目前使用的 sed 有两个主要版本:gnu 和 bsd。它们都需要基本正则表达式中的括号在用于分组时进行转义,但在扩展正则表达式中使用时不进行转义。它们的区别在于 -r 选项为 gnu 启用扩展正则表达式,但 -E 为 bsd 启用扩展正则表达式。
Mac OSX 中的标准 sed 是 bsd。我相信世界上其他许多地方都使用 gnu sed 作为标准,但我不确切知道谁使用什么。如果你不确定你正在使用哪个,请尝试:
如果你得到
回复,那么你已经拥有了 bsd。
Thanks to rocker, murga, and chris. Each of you helped me understand the issue. I'm answering my own question here in order to (hopefully) put the whole story together in one place.
There are two major versions of sed in use: gnu and bsd. Both of them require parens in basic regex to be escaped when used for grouping but not escaped when used in extended regex. They diff in that the -r option enables extended regex for gnu but -E does so for bsd.

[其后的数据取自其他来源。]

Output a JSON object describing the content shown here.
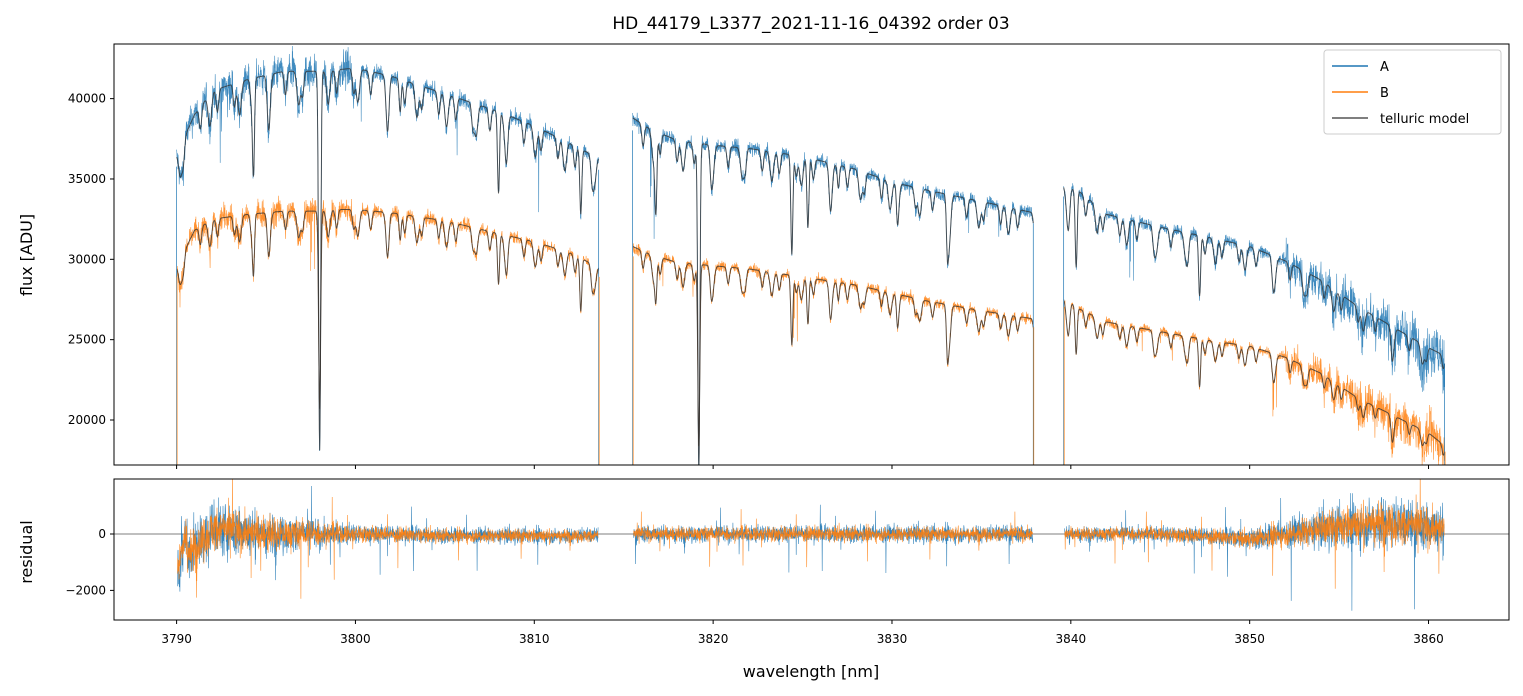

The standard sed in mac OSX is bsd. I believe much of the rest of the world uses gnu sed as the standard but I don't know precisely who uses what. If you are unsure which you are using try:
If you get a
reply then you have bsd.
转义括号 (
\(
) 使正则表达式搜索括号作为表达式的一部分。未转义括号 (
(
) 使正则表达式将括号的内容分组在一起。在其他情况下换句话说,如果您转义它们,引擎会查找它们,但如果您按原样保留它们,它们会导致引擎将结果分组到变量中。
演示示例:
$myString =。 "junk(150)moar";
要仅获取数字:
#^\w+\((\d+)\)\w+$#
(
$1
是150
)我知道这很混乱,但是它演示了如何使用分组括号以及将括号作为匹配表达式的一部分。
多年后更新:
作为用户 @bmk 正确指出< /a>,这个答案适用于扩展正则表达式,但不适用于基本正则表达式。在大多数编程语言等中,很难找到基本的正则表达式作为默认解析引擎,但在假设此答案适用于您的情况之前,请谨慎验证您正在使用哪个引擎。
Escaped parentheses (
\(
) make the regex search for parentheses as part of the expression.Unescaped parentheses (
(
) make the regex group the contents of the parentheses together.In other words, if you escape them, the engine looks for them, but if you leave them as is, they cause the engine to group results into variables.

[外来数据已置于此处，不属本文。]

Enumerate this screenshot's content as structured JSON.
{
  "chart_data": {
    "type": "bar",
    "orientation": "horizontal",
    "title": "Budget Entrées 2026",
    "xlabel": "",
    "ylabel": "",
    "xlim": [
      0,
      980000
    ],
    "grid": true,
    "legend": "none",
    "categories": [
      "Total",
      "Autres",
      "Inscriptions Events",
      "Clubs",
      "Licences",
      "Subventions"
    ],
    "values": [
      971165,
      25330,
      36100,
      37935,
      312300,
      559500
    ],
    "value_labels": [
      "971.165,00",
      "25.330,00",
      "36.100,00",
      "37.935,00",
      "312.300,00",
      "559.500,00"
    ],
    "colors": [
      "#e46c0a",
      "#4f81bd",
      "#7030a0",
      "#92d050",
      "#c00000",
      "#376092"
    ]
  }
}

An example to demonstrate:
$myString = "junk(150)moar";
To get just the number:
#^\w+\((\d+)\)\w+$#
(
$1
is150
)It's a mess, I know, but it demonstrates the use of grouping parentheses and parentheses as part of the matching expression.
Update Years Later:
As user @bmk correctly points out, this answer applies to extended regular expressions, but not to basic regular expressions. It's difficult to find basic regular expressions as the default parsing engine in most programming languages, etc., but it would be prudent to verify which engine you are using before assuming this answer will apply to your situation.